Guinness Book of World Records Holder Mayor Robert Linn
A Tribute to Beaver’s Legendary Mayor Robert Linn
Exhibit of the Life and Career of the “Nation’s Longest-Serving Mayor”
From March to July, 2005, the Beaver Area Historical Museum featured an exhibit on the life and career of Beaver Borough’s 58-year chief executive, the late Robert P. Linn, who was recognized by the Guinness Book of World Records as the nation’s longest-serving mayor.
The display included rare photographs, papers, campaign memorabilia and scrapbooks documenting four phases of Linn’s life – as a student at Beaver High School, young businessman with Duquesne Light Company, early years as mayor, and later as a record-setting chief executive with substantial accomplishments. Among the artifacts are his official certificate from Guinness and letters from President George W. Bush and Pennsylvania Governor Dick Thornburgh, among other notable politicians.
Overview – On Aug. 22, 2004, Beaver’s longtime Mayor, The Hon. Robert Linn, 95, passed away in his sleep. His death was noted in Time Magazine and on National Public Radio. Mayor Linn was recognized by the Guinness Book of World Records in 1995 as the nation’s longest-serving mayor. He took office in 1946 and “was elected 14 more times in the next 58 years,” said USA Today. Among his many accomplishments, the 2002 Streetscape was one of his all-time favorites, for which the Borough received the Beaver Area Heritage Foundation’s “Harry S. Phillips Beautification Award.” The Associated Press once quoted him saying of Beaver, “This is still one of the best places you can be.”
Beginnings – Robert P. Linn was born in Burgettstown, Washington County, PA two days after Christmas, 1908, the son of Robert and Emma Scott Linn. As a boy, he moved with his family to Midland, and then to Beaver at age nine, in 1918.
He is visible in a famous panorama photo taken in the aftermath of a devastating tornado that struck Beaver in 1924, when he was 15. In the image, on display at the museum, he stands with his bicycle.
He graduated from Beaver High School in 1927, where he competed on the school’s track team, and then from Grove City College in 1931.
A Start in Teaching – Mayor Linn began his career by teaching for six years at Beaver Falls Junior High School. He then joined Duquesne Light Company in 1938, where he spent the next 36 years until retirement in 1974. His first work at Duquesne Light involved handling customer complaints. Said the Pittsburgh Post-Gazette, his technique for dealing with irate customers was, “Just let them yell.”

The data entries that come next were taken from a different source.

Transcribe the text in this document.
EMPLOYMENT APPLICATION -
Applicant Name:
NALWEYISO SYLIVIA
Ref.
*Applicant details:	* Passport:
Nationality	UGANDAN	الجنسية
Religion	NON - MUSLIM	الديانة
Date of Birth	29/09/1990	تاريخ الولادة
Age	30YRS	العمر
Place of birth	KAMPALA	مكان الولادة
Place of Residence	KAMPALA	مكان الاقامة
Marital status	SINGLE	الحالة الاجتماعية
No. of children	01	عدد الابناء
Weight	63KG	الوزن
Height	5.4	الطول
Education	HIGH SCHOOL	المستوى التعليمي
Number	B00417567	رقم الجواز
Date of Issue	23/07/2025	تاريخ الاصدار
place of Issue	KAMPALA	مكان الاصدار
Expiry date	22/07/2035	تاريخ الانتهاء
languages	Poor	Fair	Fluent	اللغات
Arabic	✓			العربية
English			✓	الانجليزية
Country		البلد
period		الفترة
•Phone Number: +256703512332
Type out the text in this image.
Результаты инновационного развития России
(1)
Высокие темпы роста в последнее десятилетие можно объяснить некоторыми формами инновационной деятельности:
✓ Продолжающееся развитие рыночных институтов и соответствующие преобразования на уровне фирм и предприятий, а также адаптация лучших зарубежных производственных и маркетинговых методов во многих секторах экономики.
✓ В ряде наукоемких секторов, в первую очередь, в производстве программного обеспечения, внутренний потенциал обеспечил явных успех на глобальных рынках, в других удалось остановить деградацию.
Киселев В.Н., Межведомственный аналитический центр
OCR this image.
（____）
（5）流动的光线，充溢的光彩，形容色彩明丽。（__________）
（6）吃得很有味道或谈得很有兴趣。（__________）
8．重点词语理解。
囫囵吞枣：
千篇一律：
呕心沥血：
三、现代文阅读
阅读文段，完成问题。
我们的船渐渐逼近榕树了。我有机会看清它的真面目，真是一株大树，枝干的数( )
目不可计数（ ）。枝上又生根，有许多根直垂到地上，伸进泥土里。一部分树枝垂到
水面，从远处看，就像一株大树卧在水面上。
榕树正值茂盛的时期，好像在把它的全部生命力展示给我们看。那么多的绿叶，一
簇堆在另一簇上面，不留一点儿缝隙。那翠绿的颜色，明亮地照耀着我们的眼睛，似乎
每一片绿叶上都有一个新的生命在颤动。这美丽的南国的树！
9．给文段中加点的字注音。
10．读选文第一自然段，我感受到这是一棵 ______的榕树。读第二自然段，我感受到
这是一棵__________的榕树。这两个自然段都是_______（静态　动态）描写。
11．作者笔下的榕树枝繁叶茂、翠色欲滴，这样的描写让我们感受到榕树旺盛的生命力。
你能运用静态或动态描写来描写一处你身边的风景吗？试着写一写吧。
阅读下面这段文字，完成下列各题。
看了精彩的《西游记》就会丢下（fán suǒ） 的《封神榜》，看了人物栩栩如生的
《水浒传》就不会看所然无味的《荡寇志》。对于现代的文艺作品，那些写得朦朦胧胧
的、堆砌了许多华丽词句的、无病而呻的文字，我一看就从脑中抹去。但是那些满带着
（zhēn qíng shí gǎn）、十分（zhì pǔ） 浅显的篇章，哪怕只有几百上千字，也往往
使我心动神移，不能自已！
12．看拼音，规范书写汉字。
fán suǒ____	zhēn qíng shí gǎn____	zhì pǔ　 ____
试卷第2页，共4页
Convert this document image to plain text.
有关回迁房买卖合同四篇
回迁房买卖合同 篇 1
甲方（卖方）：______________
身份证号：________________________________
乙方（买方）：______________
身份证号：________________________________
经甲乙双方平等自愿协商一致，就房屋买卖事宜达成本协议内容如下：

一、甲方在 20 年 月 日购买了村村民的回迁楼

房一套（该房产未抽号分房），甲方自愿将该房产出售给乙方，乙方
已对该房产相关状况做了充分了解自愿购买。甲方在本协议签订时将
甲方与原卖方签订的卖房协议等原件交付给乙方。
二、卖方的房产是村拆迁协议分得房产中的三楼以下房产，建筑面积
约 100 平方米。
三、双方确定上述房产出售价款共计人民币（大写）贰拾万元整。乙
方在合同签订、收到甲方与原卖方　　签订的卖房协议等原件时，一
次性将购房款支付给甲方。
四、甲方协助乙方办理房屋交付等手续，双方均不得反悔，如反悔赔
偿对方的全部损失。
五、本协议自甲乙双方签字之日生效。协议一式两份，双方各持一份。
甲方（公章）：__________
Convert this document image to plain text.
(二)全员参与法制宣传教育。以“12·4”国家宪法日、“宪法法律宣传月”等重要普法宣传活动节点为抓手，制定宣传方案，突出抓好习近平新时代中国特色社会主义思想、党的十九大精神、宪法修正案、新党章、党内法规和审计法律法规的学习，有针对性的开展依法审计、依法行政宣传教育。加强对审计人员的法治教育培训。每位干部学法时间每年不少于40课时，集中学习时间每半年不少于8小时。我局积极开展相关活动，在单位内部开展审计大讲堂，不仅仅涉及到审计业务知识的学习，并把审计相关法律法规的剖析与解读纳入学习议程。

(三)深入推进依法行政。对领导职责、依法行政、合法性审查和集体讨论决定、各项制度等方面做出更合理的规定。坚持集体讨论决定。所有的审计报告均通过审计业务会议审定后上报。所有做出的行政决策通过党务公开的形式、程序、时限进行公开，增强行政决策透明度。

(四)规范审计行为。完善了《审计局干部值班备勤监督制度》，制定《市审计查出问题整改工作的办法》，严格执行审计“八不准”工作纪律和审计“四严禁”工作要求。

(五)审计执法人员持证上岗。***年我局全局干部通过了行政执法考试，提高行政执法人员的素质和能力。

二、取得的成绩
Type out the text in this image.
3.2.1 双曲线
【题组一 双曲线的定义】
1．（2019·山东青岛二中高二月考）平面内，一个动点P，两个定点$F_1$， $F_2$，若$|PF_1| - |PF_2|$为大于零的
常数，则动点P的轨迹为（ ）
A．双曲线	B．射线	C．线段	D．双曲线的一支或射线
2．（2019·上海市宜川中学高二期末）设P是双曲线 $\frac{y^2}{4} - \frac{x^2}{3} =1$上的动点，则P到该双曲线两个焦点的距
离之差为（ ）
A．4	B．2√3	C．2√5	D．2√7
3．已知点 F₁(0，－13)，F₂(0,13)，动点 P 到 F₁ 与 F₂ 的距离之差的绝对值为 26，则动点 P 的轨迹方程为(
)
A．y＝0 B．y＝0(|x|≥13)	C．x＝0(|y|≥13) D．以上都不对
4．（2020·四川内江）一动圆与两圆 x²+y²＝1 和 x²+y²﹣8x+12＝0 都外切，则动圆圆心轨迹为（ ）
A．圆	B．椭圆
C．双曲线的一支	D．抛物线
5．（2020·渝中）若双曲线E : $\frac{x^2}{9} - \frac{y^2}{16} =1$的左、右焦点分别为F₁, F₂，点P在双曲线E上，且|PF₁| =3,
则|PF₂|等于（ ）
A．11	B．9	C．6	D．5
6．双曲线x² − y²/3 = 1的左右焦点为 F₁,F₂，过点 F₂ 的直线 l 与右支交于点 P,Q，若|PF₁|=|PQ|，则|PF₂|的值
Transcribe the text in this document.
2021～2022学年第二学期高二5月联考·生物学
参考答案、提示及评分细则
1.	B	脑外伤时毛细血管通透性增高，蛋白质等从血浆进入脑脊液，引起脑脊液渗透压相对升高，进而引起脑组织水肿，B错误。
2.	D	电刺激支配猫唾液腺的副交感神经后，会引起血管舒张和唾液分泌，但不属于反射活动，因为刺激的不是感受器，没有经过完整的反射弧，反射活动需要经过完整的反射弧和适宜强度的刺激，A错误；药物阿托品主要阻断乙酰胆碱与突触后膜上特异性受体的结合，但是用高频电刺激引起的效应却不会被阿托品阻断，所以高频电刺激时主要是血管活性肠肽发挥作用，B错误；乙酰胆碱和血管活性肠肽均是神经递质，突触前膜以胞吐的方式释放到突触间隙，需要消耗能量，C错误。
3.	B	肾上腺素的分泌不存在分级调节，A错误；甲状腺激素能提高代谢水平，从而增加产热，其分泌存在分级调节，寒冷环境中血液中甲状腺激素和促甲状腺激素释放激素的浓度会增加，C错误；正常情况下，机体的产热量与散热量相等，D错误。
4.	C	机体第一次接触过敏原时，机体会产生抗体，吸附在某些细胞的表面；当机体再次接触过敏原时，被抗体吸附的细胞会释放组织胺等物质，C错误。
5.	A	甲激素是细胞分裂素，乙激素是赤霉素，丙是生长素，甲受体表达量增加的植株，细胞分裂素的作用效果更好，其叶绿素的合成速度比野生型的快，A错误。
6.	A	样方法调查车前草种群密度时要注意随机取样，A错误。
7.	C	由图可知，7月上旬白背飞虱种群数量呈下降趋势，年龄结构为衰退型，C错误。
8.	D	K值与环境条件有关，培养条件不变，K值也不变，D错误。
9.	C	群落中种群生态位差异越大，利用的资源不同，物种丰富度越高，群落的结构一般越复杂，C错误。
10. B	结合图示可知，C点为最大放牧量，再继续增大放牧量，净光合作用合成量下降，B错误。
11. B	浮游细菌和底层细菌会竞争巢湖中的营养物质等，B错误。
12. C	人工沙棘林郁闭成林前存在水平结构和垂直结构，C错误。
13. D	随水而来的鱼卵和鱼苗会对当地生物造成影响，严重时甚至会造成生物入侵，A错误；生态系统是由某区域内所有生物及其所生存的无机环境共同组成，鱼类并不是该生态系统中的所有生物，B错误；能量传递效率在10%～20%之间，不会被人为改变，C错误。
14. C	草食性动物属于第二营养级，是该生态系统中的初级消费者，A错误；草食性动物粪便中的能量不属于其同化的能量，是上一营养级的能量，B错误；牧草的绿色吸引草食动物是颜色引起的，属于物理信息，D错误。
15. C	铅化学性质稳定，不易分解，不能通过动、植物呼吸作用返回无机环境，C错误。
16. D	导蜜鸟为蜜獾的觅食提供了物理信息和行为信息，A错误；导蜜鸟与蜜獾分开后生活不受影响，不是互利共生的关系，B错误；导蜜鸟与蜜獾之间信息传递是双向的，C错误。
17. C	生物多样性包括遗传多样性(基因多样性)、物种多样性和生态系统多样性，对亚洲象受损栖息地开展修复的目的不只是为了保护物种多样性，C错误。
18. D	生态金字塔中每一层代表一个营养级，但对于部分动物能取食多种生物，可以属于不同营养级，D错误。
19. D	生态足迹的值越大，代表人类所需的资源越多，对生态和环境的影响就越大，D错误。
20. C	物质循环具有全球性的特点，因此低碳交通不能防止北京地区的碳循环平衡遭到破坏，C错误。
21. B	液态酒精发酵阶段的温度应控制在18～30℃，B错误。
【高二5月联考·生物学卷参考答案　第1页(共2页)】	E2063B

Later, he served the company by working with high school home economics teachers to educate young women on how to “use electrical appliances at home when they got married.” He retired in 1974 as supervisor of employee benefits. Mayor Linn loved people, and his passion was to socialize. For many years, he ran the scoreboard for football games at Beaver High School.
He married Eleanor Thompson, and they had four children: Eleanor Hesser, Beth Mitchell, Mary Hockenberry and Marty Scheidmantel. Sadly, his beloved wife died in 1985.
Delving into Politics – In the fall of 1945, Linn was approached by a friend for suggestions for the town’s new burgess, the equivalent of mayor at that time. He ended up as the candidate, and at age 37, he ran on the Republican ticket, opposing longtime fire chief Dan Moore. He won the part-time job, and held it for the remainder of his life.
His duties involved overseeing the police force, approving ordinances and casting votes to break ties on borough council.
The job was not easy, and had its share of controversy. He opposed locating the new county jail in the heart of Beaver, on the site of the old jail dating to before the Civil War. He also was in the center of dispute over banning outdoor burning in town, and the location of the new Third Street parking garage next to the Beaver County Courthouse. But in all things, he had the town’s best interests at heart, and was always a great supporter of the Beaver Area Heritage Foundation and Historical Museum.
A Lifetime of Accomplishments – Over the years, Mayor Linn saw Beaver grow and mature, and yet retain its Victorian charm and quality of life. In 1996, the town was named a National Register Historic District.
In 1995, the Guinness Book of World Records formally recognized him as the longest-serving mayor in the United States. Said the Beaver County Times, he “didn’t appear in the book, however, because it had already gone to print.” He was listed for the first time in the 1998 edition. On July 3, 2001, he received a letter of congratulations from President George W. Bush.
Today his name adorns “Linn Square,” the southwestern-most park in Beaver, along River Road between Navigation and Buffalo Streets. His likeness also appears on the timeline mural at the Historical Museum.
Mayor Linn’s passing in 2004 was news throughout Pennsylvania and the nation. In addition to other tributes, a photo of him by the Post-Gazette was included in USA Today’s annual feature, “2004: The Year in Pictures.”